Methods: : The stimuli (a 2° circular field within a 6° surround) were presented at 6.5° temporal retina in a four-primary photostimulator that can independently control rod and cone stimulations. Isolated rod or cone luminance signals in the center field were modulated sinusoidally at 30% contrast with a time-average illuminance of 2, 20, and 200 Td. CFFs of the isolated rod or cone stimuli were measured with various surrounding illuminance levels that were dimmer than the center.

Results: : Rod CFFs at 2, 20 and 200 Td or cone CFFs at 2 Td did not vary with different surround illuminances. Cone CFFs at 200 Td remains constant for scotopic surround illuminances (≤ 0.02 Td) but increased monotonically at surround light levels above 0.2 Td.
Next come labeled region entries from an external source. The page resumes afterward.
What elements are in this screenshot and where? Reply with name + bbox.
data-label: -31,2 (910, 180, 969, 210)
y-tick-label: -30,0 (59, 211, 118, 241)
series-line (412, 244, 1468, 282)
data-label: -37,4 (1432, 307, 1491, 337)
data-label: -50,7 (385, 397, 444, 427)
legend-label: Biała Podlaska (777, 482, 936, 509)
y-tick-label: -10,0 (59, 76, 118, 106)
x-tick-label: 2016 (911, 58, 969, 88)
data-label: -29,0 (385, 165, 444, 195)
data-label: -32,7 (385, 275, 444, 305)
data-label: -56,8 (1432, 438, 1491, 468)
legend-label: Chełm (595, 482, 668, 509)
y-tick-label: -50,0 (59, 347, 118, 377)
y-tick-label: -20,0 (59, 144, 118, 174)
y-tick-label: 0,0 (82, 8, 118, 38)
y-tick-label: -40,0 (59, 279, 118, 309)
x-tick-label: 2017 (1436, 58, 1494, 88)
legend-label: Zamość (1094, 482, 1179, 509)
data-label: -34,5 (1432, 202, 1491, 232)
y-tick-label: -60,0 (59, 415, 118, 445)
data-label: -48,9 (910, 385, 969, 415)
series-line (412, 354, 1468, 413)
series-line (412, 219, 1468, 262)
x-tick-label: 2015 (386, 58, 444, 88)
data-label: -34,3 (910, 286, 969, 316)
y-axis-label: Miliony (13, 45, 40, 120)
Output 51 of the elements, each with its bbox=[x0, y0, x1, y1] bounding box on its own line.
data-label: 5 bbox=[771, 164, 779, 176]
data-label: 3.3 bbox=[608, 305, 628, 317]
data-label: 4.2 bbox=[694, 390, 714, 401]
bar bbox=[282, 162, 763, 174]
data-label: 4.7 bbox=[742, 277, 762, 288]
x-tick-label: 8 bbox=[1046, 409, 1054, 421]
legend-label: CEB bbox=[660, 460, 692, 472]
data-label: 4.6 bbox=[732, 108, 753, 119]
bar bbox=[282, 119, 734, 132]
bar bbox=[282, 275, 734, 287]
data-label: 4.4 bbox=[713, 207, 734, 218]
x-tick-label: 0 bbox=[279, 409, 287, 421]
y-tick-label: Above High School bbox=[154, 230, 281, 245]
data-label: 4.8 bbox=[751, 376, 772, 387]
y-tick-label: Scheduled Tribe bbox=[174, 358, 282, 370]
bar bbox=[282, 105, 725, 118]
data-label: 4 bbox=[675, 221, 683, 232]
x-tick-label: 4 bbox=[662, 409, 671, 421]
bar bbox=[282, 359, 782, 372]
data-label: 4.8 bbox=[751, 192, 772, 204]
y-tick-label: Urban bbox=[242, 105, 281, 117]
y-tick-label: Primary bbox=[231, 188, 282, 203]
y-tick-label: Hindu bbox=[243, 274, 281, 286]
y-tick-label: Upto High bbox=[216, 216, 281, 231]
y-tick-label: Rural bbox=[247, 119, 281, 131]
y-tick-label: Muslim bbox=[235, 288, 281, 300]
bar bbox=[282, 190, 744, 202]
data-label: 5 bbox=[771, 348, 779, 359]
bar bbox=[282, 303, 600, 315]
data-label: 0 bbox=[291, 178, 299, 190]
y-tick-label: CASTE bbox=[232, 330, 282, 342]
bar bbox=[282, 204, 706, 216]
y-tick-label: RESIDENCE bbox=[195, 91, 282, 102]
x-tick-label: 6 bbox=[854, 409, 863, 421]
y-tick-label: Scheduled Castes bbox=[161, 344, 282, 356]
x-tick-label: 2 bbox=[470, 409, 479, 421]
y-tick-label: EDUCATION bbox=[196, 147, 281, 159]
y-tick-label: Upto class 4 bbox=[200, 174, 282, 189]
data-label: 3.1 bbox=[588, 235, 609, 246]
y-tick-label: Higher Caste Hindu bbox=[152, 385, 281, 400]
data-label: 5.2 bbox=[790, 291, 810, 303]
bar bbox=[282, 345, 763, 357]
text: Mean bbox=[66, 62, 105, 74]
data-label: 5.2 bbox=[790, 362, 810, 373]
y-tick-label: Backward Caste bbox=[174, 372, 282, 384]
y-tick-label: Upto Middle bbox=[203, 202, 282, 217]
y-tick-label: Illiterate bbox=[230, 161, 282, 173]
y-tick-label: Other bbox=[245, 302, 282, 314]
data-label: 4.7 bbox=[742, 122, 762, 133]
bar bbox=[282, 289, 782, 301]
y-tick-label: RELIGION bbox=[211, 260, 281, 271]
Compared with equal illuminance surround, the scotopic surrounds reduced cone CFFs by 4-10 Hz. At 20 Td, cone CFFs had similar patterns to those at 200 Td, except the overall CFFs were lower and the reduction in CFFs due to dim surround was smaller (2-4 Hz).

Conclusions: : Dark-adapted rods only suppress cone-mediated flicker detection at higher light levels, but not rod-mediated flicker detection. These results can be understood in terms of impulse response function (IRF), with lateral suppression only occurring when the amplitude of IRF is high and the time-to-peak is short.